Quando il cyberbullismo diventa un problema globale
Le vicende di Cecilia Sala e Alessandra Durante, avvenute all’interno dei nostri confini nazionali, sono accomunate da attacchi online dietro i quali si nascondono profili fake, facili giudizi rilasciati da quel Tribunale di Internet che ormai non sembra guardare in faccia nessuno, superficialità e odio che hanno finito per calpestare diritti e dignità, con conseguenze drammatiche per le diverse personalità coinvolte. A questo, si aggiunge un caso internazionale che nel giro di poche ore ha catturato l’attenzione mediatica globale, trasformando quella che doveva essere una serata spensierata in un incubo senza precedenti: parliamo di Andy Byron e Kristin Cabot, amanti e dipendenti della multinazionale Astronomer, catturati da una Kiss Cam durante un concerto dei Coldplay in Massachusetts, distruggendo, di fatto, anche la reputazione e la vita (online e non) della moglie di lui, Megan Kerrigan.

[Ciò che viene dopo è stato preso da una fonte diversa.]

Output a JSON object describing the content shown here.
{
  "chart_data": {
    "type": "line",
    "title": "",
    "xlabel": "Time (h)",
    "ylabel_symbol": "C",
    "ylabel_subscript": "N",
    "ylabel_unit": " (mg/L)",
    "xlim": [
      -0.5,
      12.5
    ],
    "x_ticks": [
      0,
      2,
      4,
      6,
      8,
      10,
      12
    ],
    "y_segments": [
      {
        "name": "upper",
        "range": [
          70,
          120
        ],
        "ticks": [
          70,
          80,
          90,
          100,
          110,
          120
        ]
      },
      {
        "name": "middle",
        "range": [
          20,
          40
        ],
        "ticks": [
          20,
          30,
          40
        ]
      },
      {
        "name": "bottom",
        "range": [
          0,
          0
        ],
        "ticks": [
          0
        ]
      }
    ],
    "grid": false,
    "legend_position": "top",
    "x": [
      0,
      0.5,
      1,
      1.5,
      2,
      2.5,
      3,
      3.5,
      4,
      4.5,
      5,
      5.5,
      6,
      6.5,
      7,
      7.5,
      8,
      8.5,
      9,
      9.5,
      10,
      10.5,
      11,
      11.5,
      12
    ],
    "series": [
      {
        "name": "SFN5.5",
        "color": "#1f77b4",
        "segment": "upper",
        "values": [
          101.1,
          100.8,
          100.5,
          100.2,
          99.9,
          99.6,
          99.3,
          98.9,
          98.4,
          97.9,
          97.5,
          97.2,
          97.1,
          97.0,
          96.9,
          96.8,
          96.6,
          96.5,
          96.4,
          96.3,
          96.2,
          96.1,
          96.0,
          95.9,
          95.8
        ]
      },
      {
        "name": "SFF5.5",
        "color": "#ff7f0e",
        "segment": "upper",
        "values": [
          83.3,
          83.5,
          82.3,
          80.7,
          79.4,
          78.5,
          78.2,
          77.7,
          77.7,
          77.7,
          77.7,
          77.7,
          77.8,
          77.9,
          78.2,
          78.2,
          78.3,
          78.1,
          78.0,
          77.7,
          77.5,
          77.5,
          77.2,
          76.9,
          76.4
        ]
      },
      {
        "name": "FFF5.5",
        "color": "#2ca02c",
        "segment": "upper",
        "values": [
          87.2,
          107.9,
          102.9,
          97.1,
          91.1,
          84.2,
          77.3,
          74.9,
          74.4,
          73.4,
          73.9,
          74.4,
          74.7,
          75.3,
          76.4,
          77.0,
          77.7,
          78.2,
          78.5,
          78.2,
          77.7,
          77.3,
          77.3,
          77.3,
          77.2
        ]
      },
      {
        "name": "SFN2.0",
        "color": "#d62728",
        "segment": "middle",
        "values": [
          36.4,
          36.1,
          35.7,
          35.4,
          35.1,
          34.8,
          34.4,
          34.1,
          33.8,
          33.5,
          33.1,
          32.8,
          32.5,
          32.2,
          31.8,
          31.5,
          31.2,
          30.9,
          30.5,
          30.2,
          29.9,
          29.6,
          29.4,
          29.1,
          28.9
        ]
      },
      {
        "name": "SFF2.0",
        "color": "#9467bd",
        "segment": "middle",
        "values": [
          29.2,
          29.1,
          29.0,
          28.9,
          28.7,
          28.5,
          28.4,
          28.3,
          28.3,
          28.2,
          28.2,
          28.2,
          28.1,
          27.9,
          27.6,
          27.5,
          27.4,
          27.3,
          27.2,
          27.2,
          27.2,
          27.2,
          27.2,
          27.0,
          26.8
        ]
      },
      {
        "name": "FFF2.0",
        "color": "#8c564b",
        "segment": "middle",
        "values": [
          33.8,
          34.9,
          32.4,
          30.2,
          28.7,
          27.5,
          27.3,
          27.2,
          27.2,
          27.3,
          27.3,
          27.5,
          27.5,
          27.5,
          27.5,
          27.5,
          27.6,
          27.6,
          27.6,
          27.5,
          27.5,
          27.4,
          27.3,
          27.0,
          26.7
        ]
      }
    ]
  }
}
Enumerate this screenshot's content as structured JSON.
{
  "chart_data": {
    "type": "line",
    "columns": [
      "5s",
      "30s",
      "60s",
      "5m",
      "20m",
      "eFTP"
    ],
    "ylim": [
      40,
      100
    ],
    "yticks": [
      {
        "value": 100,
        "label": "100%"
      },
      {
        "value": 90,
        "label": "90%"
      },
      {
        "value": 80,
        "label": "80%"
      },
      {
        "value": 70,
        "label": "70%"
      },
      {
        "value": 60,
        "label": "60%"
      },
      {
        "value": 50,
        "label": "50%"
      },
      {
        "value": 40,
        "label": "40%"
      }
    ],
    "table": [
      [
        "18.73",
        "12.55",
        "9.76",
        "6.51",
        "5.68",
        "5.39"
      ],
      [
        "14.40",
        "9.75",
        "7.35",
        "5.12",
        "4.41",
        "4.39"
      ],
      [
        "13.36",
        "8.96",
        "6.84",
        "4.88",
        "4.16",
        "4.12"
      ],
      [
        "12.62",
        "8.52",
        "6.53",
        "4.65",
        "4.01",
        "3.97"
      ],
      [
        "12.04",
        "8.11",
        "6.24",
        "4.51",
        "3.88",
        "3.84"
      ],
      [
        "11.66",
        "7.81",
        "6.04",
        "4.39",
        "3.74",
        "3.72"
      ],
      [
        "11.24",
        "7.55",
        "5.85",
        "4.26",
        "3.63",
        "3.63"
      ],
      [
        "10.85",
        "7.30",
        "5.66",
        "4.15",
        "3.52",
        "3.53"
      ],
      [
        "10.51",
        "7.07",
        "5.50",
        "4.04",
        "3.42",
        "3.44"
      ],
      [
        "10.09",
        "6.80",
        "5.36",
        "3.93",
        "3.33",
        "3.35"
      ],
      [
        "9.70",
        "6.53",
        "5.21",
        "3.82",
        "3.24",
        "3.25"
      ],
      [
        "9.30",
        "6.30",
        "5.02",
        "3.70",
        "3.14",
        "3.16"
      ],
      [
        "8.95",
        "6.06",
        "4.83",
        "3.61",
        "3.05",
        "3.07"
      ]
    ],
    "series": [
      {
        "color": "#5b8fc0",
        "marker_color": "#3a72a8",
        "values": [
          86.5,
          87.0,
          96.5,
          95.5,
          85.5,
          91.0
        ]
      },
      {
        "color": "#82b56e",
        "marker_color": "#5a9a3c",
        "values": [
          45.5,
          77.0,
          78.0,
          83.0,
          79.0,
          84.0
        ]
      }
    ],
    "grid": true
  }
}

Cosa resta di una società sempre più digitalizzata e sempre meno umana
Come confermato dall’Avv. Andrea Lisi: “Stiamo vivendo in questi mesi un’epoca strana, dove è tutto normale. Ci sono popoli stremati da guerre di cui si parla svogliatamente (e solo se e quando il mainstream se ne accorge e lo ritiene necessario) e ci sono poi intere giornate investite a portare alla ribalta dei social argomenti piccoli piccoli che alimentano ogni occupazione di pensiero e che (soprattutto ) consentono di ergersi a giustizieri… senza rendersi conto che in un tritacarne del genere può finirci chiunque, a maggior ragione se continuiamo bellamente a far calpestare (e calpestare noi stessi) diritti fondamentali che ci riguardano, come il diritto alla protezione dei dati personali, il diritto all’immagine, alla reputazione e, quindi, a non essere diffamati.”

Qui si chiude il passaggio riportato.